Outro aspecto relacionado à segurança da urna e dos dados que ela produz, é seu isolamento de quaisquer tipos de redes. Ela não está ligada à Internet por rede física ou Wi-Fi, bluetooth ou a nenhum outro tipo de rede.

Tampouco a distribuição Linux usada e personalizada pelo próprio TSE conta com recursos de conexão à rede.

A eventual invasão de uma urna por um hacker, exige o acesso físico a ela. Ainda que isso aconteça, é preciso passar por várias camadas de segurança criadas e que existem para bloquear o sistema contido na urna, de modo similar a um efeito dominó, em que uma peça desencadeia a queda das outras, cada camada de segurança ativa a seguinte.

Os resultados parciais de cada urna são auditáveis por meio de logs e registros que o sistema emite e que incluem uma série de informações, com datas, horários, acessos e informações que podem ser usadas para identificar possíveis violações ou acessos não autorizados.

Os sistemas usados para votação, apuração e totalização são lacrados e assinados digitalmente em evento público, do qual participam partidos políticos, coligações, Ministério Público, Ordem dos Advogados do Brasil, chamado de Cerimônia de Assinatura Digital e Lacração dos Sistemas Eleitorais.

Nessa ocasião, é gerado o hash, que é um código específico e que tem por objetivo identificar cada programa lacrado. A alteração de qualquer bit no arquivo fonte do programa, acarretaria incompatibilidade com o hash original.

A lista de hashes é disponibilizada a todos os participantes do evento público e também disponível no portal do TSE, de forma a permitir a verificação se o programa utilizado em uma urna é o mesmo que foi gerado na cerimônia pública.

Todos esses aspectos, somados a outras tecnologias é que possibilitam que diferentemente do que ocorre em muitos outros países, o resultado de mais de uma centena de milhões de votos, sejam contabilizados e os resultados de uma eleição sejam conhecidos poucas horas após o seu término.

Em outras palavras, nada é 100% seguro. No entanto, alterar o resultado de uma eleição com milhões de votos, exigiria o acesso físico por parte de inúmeros hackers, em um intervalo de tempo inferior ao fim das votações e a transmissão dos dados pela VPN do TSE e nesse tempo, sendo suficientemente hábeis a burlar todas as camadas de segurança existentes.

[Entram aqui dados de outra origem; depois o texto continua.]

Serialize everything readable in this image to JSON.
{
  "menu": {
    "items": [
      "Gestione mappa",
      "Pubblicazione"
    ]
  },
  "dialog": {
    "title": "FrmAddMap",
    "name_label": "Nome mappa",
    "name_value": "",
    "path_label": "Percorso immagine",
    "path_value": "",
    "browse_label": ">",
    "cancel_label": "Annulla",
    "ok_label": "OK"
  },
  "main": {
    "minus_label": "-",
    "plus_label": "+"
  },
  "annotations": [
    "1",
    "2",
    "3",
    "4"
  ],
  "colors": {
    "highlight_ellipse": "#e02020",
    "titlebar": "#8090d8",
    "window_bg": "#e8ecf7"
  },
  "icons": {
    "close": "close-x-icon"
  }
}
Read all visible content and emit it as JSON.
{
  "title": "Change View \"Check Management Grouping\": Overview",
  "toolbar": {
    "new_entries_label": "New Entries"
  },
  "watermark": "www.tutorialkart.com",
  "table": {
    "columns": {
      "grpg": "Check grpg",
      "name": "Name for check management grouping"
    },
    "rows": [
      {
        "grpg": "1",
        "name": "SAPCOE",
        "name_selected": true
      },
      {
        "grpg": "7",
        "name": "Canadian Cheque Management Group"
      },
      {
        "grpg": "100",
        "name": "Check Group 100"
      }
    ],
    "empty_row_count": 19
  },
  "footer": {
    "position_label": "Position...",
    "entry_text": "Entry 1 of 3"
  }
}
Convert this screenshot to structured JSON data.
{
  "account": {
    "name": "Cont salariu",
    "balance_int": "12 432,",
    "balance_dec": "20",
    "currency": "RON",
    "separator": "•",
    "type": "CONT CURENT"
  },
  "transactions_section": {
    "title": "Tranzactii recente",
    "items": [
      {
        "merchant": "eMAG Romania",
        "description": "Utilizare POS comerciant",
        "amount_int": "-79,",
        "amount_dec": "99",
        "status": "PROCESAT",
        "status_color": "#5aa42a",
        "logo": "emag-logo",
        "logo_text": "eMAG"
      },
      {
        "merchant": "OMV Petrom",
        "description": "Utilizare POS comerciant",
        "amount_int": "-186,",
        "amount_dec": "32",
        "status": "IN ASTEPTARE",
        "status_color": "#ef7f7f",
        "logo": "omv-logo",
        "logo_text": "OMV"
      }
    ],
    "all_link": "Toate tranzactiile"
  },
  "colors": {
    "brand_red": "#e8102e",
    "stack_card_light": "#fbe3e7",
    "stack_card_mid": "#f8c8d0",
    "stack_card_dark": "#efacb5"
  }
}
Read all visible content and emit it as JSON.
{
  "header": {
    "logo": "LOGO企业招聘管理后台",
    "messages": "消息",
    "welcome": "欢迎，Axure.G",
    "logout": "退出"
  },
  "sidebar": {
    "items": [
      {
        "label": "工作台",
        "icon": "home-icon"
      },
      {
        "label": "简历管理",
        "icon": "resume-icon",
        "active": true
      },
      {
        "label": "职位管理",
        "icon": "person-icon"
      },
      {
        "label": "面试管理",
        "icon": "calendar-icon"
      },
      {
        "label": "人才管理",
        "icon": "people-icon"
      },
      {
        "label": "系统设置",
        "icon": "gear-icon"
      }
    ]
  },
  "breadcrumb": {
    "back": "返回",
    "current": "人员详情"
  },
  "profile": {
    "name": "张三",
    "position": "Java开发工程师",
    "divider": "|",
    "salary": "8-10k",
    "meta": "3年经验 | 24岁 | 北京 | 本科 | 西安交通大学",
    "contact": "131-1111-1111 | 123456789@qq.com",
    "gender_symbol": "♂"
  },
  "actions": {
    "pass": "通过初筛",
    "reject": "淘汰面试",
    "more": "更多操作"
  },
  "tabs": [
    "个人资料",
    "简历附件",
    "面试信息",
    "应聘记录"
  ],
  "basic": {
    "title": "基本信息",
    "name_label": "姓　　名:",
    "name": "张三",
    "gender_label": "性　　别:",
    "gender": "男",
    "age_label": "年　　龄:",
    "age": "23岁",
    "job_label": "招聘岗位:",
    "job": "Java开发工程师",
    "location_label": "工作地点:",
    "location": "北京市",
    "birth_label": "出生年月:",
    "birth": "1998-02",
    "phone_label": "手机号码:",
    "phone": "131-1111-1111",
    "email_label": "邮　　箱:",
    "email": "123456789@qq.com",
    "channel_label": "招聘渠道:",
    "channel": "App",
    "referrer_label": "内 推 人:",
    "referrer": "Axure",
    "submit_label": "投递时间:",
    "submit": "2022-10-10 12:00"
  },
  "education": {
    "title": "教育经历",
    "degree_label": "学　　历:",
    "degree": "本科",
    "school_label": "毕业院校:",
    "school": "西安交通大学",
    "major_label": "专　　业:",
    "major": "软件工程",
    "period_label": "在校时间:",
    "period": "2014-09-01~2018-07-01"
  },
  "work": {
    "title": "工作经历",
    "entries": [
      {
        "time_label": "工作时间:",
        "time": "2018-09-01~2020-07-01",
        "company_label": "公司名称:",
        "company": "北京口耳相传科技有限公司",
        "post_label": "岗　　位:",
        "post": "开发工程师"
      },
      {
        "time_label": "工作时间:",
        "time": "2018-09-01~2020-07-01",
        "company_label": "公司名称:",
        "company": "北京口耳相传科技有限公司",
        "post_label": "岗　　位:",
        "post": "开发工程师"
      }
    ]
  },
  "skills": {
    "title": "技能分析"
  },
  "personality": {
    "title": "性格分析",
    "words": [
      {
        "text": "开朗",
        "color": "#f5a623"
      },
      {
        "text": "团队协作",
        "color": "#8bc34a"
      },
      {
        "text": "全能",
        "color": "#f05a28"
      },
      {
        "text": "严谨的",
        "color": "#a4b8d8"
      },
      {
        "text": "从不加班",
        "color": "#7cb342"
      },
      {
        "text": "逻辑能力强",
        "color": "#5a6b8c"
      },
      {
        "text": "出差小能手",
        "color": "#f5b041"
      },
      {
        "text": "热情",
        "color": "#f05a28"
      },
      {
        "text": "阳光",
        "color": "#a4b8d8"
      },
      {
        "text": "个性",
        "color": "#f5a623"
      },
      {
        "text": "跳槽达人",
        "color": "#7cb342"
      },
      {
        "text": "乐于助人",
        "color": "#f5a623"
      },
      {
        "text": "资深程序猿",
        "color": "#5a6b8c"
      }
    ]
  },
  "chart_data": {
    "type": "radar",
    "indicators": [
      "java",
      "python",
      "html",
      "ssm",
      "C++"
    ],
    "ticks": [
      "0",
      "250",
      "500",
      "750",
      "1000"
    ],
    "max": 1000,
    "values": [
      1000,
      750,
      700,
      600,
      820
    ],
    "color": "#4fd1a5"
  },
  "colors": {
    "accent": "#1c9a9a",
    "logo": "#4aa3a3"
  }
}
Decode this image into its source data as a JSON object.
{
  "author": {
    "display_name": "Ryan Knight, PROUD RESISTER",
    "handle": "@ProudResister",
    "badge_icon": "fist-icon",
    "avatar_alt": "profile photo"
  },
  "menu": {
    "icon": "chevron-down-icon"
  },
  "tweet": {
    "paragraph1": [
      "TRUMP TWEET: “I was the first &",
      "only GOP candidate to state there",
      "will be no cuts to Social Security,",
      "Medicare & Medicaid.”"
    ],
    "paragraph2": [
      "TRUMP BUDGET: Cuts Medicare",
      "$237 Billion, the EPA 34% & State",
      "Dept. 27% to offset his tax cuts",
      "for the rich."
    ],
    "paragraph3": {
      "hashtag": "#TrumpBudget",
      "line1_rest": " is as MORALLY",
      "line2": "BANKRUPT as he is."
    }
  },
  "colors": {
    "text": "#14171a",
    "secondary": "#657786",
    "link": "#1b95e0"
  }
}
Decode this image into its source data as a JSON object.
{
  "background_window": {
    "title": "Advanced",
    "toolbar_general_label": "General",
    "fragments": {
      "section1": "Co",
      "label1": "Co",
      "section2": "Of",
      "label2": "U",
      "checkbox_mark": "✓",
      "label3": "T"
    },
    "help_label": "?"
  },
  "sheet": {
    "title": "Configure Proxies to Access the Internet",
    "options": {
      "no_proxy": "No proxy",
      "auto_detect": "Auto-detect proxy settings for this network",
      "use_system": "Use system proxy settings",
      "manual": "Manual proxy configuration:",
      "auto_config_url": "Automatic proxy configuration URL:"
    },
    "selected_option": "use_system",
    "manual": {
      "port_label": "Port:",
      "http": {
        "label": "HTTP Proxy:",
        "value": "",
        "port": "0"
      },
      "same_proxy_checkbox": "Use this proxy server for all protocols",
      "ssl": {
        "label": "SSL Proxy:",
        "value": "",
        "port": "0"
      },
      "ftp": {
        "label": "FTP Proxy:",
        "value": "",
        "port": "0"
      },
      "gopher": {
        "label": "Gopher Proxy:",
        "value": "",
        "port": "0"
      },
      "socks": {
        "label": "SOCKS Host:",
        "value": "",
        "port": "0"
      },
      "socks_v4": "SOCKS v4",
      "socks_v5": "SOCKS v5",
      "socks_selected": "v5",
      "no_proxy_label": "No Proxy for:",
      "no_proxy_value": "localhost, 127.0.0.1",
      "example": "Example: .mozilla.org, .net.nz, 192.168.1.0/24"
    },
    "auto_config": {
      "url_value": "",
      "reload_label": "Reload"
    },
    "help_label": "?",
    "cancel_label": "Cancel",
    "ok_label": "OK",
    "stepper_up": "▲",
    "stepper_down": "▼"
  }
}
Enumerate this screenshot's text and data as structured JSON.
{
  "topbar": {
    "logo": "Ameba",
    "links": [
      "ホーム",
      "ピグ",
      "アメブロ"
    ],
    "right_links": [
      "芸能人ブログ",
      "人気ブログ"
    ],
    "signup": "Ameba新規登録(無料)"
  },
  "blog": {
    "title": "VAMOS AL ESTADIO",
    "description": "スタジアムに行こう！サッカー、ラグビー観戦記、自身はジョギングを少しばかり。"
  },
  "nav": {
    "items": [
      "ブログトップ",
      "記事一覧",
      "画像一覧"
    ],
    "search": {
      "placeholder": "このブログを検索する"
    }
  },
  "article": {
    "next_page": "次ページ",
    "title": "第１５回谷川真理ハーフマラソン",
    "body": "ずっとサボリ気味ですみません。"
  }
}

A eficiência e a segurança do modelo brasileiro de urna eletrônica e do processo como um todo, tem servido de referência para muitos países que já vieram aprender com o modelo brasileiro de urna eletrônica e de processo eletrônico de eleição.

Conclusão

A urna eletrônica completa pouco mais de 20 anos de vida nas eleições de 2020 e constitui importante instrumento para exercício da cidadania e da consolidação da democracia, com uso da tecnologia e garantindo transparência e segurança ao processo.